7. However, there is no substance in contention on behalf of the petitioner that the exercise of powers under section 45(2) ought to have been within a reasonable period. As rightly submitted by the learned A.G.P. for the respondents, when the provision of law provides specific period of limitation for exercising powers thereunder, the question of exercising such powers within reasonable period does not arise. Undisputedly, the decisions in the matter of State of Gujarat v. Patel Raghav Natha and others, Mohamad Kavi Mohamad Amin v. Fatmabai Ibrahim and Bansilal Ramgopal vs. State of Maharashtra (supra) are all on the point of exercise of powers within a reasonable period when no period is prescribed and, therefore, are not relevant for the decision in the matter.
8. Once, it is held that the revisional Court had no jurisdiction to invoke the powers under section 45 of the said Act on account of lapse of time, the question of going into merits of the case does not arise. The impugned order being bad in law, is liable to be set aside.

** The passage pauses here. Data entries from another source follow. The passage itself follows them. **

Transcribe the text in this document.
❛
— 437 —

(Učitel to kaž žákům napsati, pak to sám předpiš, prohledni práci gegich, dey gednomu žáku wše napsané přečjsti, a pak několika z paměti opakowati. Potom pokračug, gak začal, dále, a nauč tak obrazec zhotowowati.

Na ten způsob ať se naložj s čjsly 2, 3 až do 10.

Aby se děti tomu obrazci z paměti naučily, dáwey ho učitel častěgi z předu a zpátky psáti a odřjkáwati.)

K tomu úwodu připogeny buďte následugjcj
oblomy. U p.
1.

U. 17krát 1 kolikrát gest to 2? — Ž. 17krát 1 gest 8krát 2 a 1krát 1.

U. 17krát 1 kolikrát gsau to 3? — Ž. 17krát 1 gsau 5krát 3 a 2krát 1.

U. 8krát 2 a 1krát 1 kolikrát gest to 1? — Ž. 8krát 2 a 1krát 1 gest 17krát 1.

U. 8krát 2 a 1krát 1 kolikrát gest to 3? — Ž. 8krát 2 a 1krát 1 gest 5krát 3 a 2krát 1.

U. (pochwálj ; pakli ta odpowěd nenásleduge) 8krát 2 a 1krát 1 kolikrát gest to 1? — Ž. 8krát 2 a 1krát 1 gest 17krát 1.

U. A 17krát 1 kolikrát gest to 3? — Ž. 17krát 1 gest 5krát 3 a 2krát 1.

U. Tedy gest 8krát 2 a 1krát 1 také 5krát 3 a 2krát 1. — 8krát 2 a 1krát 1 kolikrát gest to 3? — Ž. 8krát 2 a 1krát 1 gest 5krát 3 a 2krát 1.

Even otherwise, as rightly contended on behalf of the petitioner, the area in ownership of the petitioner does not appear to be exceeding the ceiling limit of 54 acres. Considering the records placed before this Court and as is apparent from the orders passed by the Additional Tahsildar, undisputedly, the sister of the petitioner does not constitute the member of the family of the petitioner. The conclusion is sought to be drawn that the Will is not registered by mere perusal of the photostat copy of the will. Otherwise, the Will discloses bequeathal of 10 acres of land in favour of the sister of the petitioner and if the said area is excluded from the total area of 57 acres, certainly the area in possession of the petitioner falls far below the ceiling limit of 54 acres. Being so, even on merits there is no much substance in the contention of the respondents about the petitioner being holder of surplus land.
9. In the result, the petition succeeds. The impugned order is hereby quashed and set aside. The declaration of the Tahsildar dated 3.7.1978 is hereby confirmed. Rule is made absolute in the above terms with no order as to costs.